The tea, Weil writes, first causes "intense vomiting" and "diarrhea" and then a hallucinogenic state that can last for up to 10 hours. It is considered a powerful psychoactive drug but few studies have been conducted on it. Weil writes that it "can be psychologically risky" if taken under the wrong circumstances.
Lauth believes that "wrong circumstances" can easily be used to describe what happened in Christine's case.
"I don't think she was properly warned about the potential side effects and I don't think she could handle it," he said. "As a result, she experienced paranoia and for the next two or three days, ended up walking aimlessly and that is what brought her to the gentleman's doorstep the day she was admitted to the hospital. There is no evidence to suggest otherwise or that some person had attempted to abduct or rape her."
Humboldt County Sheriff's Department investigator Dan Paris said there is no evidence suggesting Christine had been harmed before or after her admittance to the hospital, but acknowledges there's no way for investigators to be sure the petite strawberry blonde disappeared of her own accord.
"We are as baffled as anyone else by what happened," Paris told AOL News. "Is this a young lady who decided to go off and cut all ties with society? Is this a young lady who had a mental breakdown of some sort, or is she the victim of foul play? We really don't know. I wish we did, but we have no idea."
Paris said the case remains active but until new leads come up, there is little his department can do other than post fliers and attempt to raise awareness.
"We keep it alive, but we just haven't gotten anything," he said. "Sometimes they show up alive, but in most cases, unfortunately, they show up dead. However, until we know different, we're still going to hold out hope."

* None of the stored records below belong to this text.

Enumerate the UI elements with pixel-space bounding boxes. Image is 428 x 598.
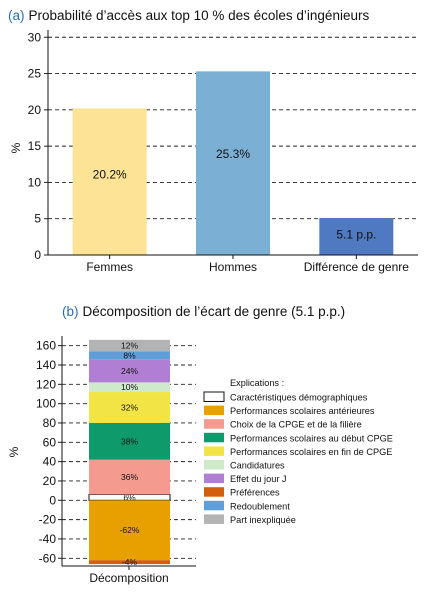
y-tick-label: 0: [34, 248, 41, 262]
legend-swatch: [203, 391, 225, 402]
y-tick-label: -20: [39, 513, 57, 527]
legend-label: Candidatures: [230, 461, 285, 471]
chart-a-axis: 0 5 10 15 20 25 30 Femmes Hommes Différence de ge…: [28, 30, 418, 274]
chart-a-y-axis-label: %: [9, 142, 23, 153]
stack-segment: [89, 459, 170, 495]
legend-label: Choix de la CPGE et de la filière: [230, 420, 362, 430]
segment-data-label: 6%: [123, 492, 136, 502]
segment-data-label: -62%: [120, 525, 140, 535]
stack-segment: [89, 359, 170, 383]
bar-data-label: 20.2%: [93, 167, 127, 181]
legend-label: Redoublement: [230, 501, 290, 511]
y-tick-label: 120: [36, 377, 56, 391]
segment-data-label: 12%: [121, 341, 138, 351]
legend-swatch: [204, 473, 224, 484]
y-tick-label: 100: [36, 397, 56, 411]
y-tick-label: 60: [43, 435, 57, 449]
stack-segment: [89, 422, 170, 460]
chart-b-title-text: Décomposition de l’écart de genre (5.1 p…: [83, 304, 346, 319]
segment-data-label: 8%: [123, 350, 136, 360]
stack-segment: [89, 339, 170, 352]
bar-data-label: 5.1 p.p.: [336, 228, 376, 242]
y-tick-label: 20: [43, 474, 57, 488]
y-tick-label: 5: [34, 212, 41, 226]
stack-segment: [89, 351, 170, 360]
legend-swatch: [204, 514, 224, 524]
stack-segment: [89, 560, 170, 565]
legend-swatch: [204, 405, 224, 416]
legend-swatch: [204, 460, 224, 470]
chart-b-axis: -60 -40 -20 0 20 40 60 80 100 120 140 160 Décomposit…: [36, 336, 196, 585]
segment-data-label: 38%: [121, 436, 138, 446]
chart-b-title: (b) Décomposition de l’écart de genre (5.…: [62, 304, 345, 319]
chart-a-title: (a) Probabilité d’accès aux top 10 % des …: [8, 8, 369, 23]
chart-b-legend: Explications : Caractéristiques démograp…: [203, 378, 393, 525]
segment-data-label: 32%: [121, 403, 138, 413]
legend-title: Explications :: [230, 378, 284, 388]
x-category-label: Décomposition: [89, 571, 168, 585]
bar: [319, 217, 394, 255]
bar-data-label: 25.3%: [216, 147, 250, 161]
chart-a: (a) Probabilité d’accès aux top 10 % des …: [8, 8, 418, 274]
segment-data-label: 24%: [121, 366, 138, 376]
y-tick-label: 80: [43, 416, 57, 430]
y-tick-label: 40: [43, 455, 57, 469]
segment-data-label: 36%: [121, 472, 138, 482]
legend-swatch: [204, 487, 224, 497]
legend-swatch: [204, 419, 224, 429]
legend-swatch: [204, 446, 224, 456]
chart-b-y-axis-label: %: [7, 446, 21, 457]
y-tick-label: 25: [28, 67, 42, 81]
chart-a-title-text: Probabilité d’accès aux top 10 % des éco…: [29, 8, 370, 23]
x-category-label: Différence de genre: [304, 260, 410, 274]
x-category-label: Femmes: [86, 260, 133, 274]
chart-a-tag: (a): [8, 8, 25, 23]
legend-label: Performances scolaires antérieures: [230, 406, 375, 416]
legend-swatch: [204, 500, 224, 511]
y-tick-label: -60: [39, 551, 57, 565]
y-tick-label: 15: [28, 139, 42, 153]
bar: [196, 71, 270, 255]
bar: [72, 108, 147, 255]
stack-segment: [89, 392, 170, 423]
y-tick-label: 160: [36, 339, 56, 353]
chart-a-bars: 20.2% 25.3% 5.1 p.p.: [72, 71, 394, 255]
y-tick-label: 20: [28, 103, 42, 117]
legend-label: Caractéristiques démographiques: [230, 393, 368, 403]
x-category-label: Hommes: [209, 260, 257, 274]
y-tick-label: 140: [36, 358, 56, 372]
y-tick-label: -40: [39, 532, 57, 546]
stack-segment: [89, 500, 170, 561]
chart-b-tag: (b): [62, 304, 79, 319]
legend-swatch: [204, 432, 224, 443]
legend-label: Effet du jour J: [230, 474, 287, 484]
legend-label: Performances scolaires au début CPGE: [230, 433, 393, 443]
segment-data-label: 10%: [121, 382, 138, 392]
chart-b: (b) Décomposition de l’écart de genre (5.…: [7, 304, 393, 585]
legend-label: Part inexpliquée: [230, 515, 296, 525]
segment-data-label: -4%: [122, 557, 138, 567]
legend-label: Préférences: [230, 488, 280, 498]
y-tick-label: 10: [28, 175, 42, 189]
chart-b-segments: 6% 36% 38% 32% 10% 24% 8%12% -62% -4%: [88, 339, 171, 567]
legend-label: Performances scolaires en fin de CPGE: [230, 447, 392, 457]
y-tick-label: 30: [28, 30, 42, 44]
y-tick-label: 0: [49, 493, 56, 507]
stack-segment: [89, 382, 170, 393]
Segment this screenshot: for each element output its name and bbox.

Anita Walters also wants to hold on to hope, but with each passing day, that task becomes more and more difficult.
"I don't believe she would purposely take off and never call us again," she said. "I know my daughter. At the very least she would have let us know that she was OK. This haunts me. I have nightmares about it all the time.
"She is just a little peanut of a girl, so I fear for her, being out there all alone and disoriented. If someone saw her like that she could have met her demise. I don't know what to do. I don't want to just sit and wait. I don't know what I am waiting for. I love her. I want to help her and I want to find her."